Despite continuing its role in training and experimental activities, the Royal Marine Boom Patrol Detachment’s anticipated deployment to the Far East does not materialise as the war comes to an end. By the end of 1945, the Teignmouth base is closed, resulting in the transfer of all craft and equipment belonging to the Royal Marine Boom Patrol Detachment and other Teignmouth-based units of the Deputy Director Operations Division, Irregular, to the P.K. Harris shipyard in Appledore, known as H.M.S. Appledore.

Surviving the War

Remarkably, the Royal Marine Boom Patrol Detachment is one of the three British Special Forces units to emerge intact from the Second World War, alongside two other Special Service units: the Royal Marines Commandos and the Parachute Regiment. With the war’s end, it is determined that the Royal Marines will assume responsibility for future amphibious operations. As a result, upon their return from the Far East, units such as the Special Boat Squadron, the Combined Operations Pilotage Parties, the Sea Reconnaissance Unit, and Detachment 385 are integrated into the Royal Marines, under the leadership of Hasler.

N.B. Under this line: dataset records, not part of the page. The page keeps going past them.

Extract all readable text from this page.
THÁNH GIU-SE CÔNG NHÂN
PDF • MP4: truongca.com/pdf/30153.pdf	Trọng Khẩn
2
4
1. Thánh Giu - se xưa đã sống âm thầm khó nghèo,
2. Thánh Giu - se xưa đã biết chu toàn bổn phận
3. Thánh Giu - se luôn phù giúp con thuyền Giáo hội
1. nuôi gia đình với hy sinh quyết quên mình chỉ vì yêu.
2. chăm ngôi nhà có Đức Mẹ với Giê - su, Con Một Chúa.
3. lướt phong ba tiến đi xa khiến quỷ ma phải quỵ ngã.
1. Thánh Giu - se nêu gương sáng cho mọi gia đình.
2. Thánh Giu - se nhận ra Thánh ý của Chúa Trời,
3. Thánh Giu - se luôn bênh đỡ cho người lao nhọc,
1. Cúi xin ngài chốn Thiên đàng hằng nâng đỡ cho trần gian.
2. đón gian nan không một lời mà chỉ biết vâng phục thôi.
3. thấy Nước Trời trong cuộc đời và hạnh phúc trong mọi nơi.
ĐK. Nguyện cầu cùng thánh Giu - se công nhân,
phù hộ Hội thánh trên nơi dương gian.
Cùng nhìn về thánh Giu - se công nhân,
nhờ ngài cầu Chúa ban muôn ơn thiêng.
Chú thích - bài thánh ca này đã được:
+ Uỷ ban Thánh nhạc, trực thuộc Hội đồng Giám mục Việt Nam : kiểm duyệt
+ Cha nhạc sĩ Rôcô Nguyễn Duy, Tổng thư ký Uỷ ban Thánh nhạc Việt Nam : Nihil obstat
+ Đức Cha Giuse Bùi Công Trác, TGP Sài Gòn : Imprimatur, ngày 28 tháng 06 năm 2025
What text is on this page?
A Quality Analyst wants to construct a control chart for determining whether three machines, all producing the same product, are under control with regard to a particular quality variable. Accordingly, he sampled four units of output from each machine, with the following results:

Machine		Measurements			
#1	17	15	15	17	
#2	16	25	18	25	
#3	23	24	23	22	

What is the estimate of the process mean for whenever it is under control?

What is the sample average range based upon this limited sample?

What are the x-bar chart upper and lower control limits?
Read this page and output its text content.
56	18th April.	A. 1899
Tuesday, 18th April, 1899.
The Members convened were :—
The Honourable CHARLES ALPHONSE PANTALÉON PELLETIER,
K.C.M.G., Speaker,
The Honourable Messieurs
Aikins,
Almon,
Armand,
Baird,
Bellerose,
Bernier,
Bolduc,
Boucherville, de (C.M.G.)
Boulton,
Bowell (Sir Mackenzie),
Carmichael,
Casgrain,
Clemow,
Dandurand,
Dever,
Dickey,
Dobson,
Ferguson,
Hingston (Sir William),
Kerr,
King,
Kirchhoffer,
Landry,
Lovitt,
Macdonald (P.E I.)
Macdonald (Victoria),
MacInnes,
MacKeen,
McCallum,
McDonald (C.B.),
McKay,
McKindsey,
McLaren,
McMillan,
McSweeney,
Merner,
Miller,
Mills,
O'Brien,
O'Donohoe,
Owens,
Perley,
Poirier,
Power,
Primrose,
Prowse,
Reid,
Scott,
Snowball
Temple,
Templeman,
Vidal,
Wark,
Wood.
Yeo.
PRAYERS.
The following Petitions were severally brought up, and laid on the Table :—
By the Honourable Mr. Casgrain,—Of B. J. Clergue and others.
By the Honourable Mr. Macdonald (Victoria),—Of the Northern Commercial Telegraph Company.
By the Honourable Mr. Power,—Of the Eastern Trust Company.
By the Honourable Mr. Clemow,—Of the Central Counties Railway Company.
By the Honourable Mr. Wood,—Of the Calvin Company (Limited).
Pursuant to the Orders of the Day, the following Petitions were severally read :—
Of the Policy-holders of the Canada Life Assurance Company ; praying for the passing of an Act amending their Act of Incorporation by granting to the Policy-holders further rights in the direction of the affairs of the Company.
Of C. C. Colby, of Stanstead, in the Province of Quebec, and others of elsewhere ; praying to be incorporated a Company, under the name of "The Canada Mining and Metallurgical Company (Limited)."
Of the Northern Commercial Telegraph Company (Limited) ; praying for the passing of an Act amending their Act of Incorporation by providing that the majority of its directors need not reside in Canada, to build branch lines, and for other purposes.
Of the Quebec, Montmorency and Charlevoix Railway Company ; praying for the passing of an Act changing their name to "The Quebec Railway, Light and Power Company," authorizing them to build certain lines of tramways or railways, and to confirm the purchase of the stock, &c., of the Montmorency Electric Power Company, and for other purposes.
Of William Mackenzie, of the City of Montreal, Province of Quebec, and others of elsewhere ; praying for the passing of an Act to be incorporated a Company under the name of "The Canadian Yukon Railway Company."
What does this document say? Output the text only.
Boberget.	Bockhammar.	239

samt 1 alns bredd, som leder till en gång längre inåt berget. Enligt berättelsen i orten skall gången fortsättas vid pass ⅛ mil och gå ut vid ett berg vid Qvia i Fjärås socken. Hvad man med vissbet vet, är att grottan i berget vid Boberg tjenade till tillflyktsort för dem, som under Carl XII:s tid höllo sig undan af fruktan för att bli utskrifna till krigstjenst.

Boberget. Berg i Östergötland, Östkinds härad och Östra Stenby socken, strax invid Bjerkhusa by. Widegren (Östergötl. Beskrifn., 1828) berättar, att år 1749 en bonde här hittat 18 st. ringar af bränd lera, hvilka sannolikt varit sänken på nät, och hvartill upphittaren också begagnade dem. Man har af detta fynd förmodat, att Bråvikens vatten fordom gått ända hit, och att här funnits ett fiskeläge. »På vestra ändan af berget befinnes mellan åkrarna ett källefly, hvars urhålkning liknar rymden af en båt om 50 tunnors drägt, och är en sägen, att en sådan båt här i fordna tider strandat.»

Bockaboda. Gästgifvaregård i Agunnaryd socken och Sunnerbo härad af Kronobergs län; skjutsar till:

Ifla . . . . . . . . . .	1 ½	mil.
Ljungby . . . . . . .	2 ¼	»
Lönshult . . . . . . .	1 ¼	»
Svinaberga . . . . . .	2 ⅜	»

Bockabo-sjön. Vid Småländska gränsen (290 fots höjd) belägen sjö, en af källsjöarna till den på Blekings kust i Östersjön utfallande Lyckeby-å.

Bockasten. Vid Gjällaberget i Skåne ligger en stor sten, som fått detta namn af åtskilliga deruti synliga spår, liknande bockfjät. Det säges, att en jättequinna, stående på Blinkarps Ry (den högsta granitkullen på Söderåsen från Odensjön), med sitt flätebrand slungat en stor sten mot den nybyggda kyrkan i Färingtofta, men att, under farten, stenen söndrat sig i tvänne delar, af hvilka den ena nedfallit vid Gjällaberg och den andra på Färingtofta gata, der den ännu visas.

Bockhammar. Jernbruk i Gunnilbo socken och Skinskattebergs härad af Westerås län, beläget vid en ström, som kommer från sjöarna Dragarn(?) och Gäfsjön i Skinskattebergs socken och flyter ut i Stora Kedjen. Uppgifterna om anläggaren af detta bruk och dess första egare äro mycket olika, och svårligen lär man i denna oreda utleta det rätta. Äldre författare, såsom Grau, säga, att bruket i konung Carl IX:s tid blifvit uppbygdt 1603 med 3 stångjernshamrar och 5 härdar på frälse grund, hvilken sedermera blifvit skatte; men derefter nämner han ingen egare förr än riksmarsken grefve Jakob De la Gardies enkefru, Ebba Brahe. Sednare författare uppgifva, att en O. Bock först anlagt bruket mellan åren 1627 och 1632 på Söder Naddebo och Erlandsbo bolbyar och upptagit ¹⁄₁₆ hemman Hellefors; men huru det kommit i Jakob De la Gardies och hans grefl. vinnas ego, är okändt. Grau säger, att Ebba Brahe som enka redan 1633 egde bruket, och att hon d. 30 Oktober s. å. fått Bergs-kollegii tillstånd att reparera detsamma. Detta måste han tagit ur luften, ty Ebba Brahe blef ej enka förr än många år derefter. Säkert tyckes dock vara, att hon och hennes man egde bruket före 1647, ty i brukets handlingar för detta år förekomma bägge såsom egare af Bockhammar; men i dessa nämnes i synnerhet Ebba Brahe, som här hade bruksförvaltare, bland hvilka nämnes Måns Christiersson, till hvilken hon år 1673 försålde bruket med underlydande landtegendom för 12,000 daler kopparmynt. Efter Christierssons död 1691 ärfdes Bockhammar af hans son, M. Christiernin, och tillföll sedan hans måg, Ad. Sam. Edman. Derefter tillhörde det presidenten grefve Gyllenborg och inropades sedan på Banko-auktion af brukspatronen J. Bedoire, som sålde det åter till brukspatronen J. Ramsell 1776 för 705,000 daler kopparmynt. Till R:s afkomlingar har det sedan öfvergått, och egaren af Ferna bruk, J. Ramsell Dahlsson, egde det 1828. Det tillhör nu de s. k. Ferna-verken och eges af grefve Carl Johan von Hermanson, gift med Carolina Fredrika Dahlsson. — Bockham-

Transitioning into the post-war era, in 1946, the Royal Marine Boom Patrol Detachment evolves into the School of Combined Operations, Beach and Boat Section, located in Fremington, Devon. This establishment swiftly transitions into the Combined Operations Beach and Boat Section. By 1948, it is rebranded as the Small Raid Wing within the Royal Marines Amphibious School. By 1950, this wing is reorganised into the Special Boat Wing, comprising various “Special Boat Sections.” The contemporary Special Boat Service proudly acknowledges its heritage, tracing its lineage directly back to the Royal Marine Boom Patrol Detachment, underscoring a rich history of innovation, bravery, and strategic importance within British military operations.